As I examined the patent, more questions began to arise. What was the connection between Transformers, Obara and Takara? How did this “Reconfigurable Toy Vehicle” come to be known as Wheeljack?
The answer was certainly more than meets the eye. Although The Transformers 1984 animated television series aired in the US, the show’s toy designs actually originated from abroad. In fact, the history of Transformers began with Japanese toy lines. Takara (now Takara Tomy) was a Japanese toy company that first introduced the concept of transforming car-robots in the early 1880s through their Diaclone and Microman toys. Here, Obara was one of the inventors credited for creating these fascinating new playthings.
In fact, Wheeljack was originally released in 1983 with the Diaclone line as Lancia Stratos Turbo, a type of sports car, under a red and green coloring scheme.

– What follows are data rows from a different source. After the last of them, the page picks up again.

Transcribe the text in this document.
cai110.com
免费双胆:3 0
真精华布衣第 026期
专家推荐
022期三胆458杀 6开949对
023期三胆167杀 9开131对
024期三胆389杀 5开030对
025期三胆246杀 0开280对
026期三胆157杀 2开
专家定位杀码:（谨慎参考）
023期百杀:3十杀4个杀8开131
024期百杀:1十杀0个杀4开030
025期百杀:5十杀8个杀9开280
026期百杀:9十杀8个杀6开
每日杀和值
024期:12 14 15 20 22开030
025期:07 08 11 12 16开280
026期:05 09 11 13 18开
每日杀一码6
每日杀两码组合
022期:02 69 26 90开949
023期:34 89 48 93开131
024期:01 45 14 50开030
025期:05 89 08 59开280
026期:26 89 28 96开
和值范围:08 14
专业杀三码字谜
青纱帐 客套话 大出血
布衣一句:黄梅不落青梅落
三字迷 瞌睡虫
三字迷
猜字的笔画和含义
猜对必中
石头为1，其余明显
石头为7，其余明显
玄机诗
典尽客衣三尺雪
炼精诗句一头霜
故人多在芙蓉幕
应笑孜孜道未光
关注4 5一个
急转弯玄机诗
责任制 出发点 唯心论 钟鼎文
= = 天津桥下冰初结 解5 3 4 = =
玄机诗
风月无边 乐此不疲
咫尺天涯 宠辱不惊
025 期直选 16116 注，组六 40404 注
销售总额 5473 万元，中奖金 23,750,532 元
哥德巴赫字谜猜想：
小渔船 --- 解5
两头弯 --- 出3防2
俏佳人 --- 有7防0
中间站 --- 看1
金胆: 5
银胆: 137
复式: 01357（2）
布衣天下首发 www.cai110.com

Then, in June of 1983, Hasbro, a U.S. toy company, sent a representative to attend the Tokyo Toy Show, who subsequently saw value in the Diaclone and Microman toy lines. This event sparked what would be a long-standing partnership between Takara and Hasbro as Hasbro acquired a license to sell these new toys for American audiences. Thus, the character Wheeljack was officially born, along with other iconic bots, when Marvel Comics’ writers Dennis O’Neil and Bob Budiansky created names and backstories for these novelty toys acquired from Japan.
The “Reconfigurable Toy Vehicle” patent application that Obara filed, along with many others, were character designs that soon became sources of inspiration for Transformers characters like Wheeljack that fans know today. Now, both Takara and Hasbro are copyright holders to the Transformers universe, the characters, and backstories.
The intersection of intellectual property rights with Wheeljack continued as I stumbled across the Gerben Trademark Library, a repository of federally registered trademarks complied by the Gerben Law Firm. Here, I found that Hasbro filed a trademark application for the name Wheeljack on March 28, 2002, which was eventually registered over a year later. Coincidentally, 2002 was also the year that Hasbro and Takara launched Transformers: Armada, where the character Wheeljack resurfaced again after almost 20 years of his on-screen debut.
Since then, Hasbro has consistently integrated Wheeljack into various Transformers media and gave him the screen-time he deserved.
Rolling Out with IP
Though I still collect Transformers figures, I now have a greater appreciation of how they came to be through intellectual property law. Even though we were just briefly looking at Wheeljack, there are thousands of other toys out there, all with stories of their own.
The lawyers in the intellectual property field work alongside countless creative minds to help bring their ideas to life – ideas that could turn into memorable and endearing characters. As I learn more about the world of IP, I feel that working as an attorney for a toy company would perhaps not be too far-fetched of a dream.
At the end of the day, I find the opportunity to bring joy into people’s lives rewarding, whether that be bringing back childhood memories or enriching play experiences for everyone. To be able to hold a toy that came straight from a grid of tiny pixels is truly an incredible experience.
In the meantime, as I wait to join my first IP class next semester, I have attended networking events at school, obtained a mentor, and spoke to attorneys about life in IP. With the assistance and wisdom of wonderful Loyola faculty members and alumni (special thanks to Professor Ho for bringing in opportunities and connections), I am eager to continue exploring my newfound interest.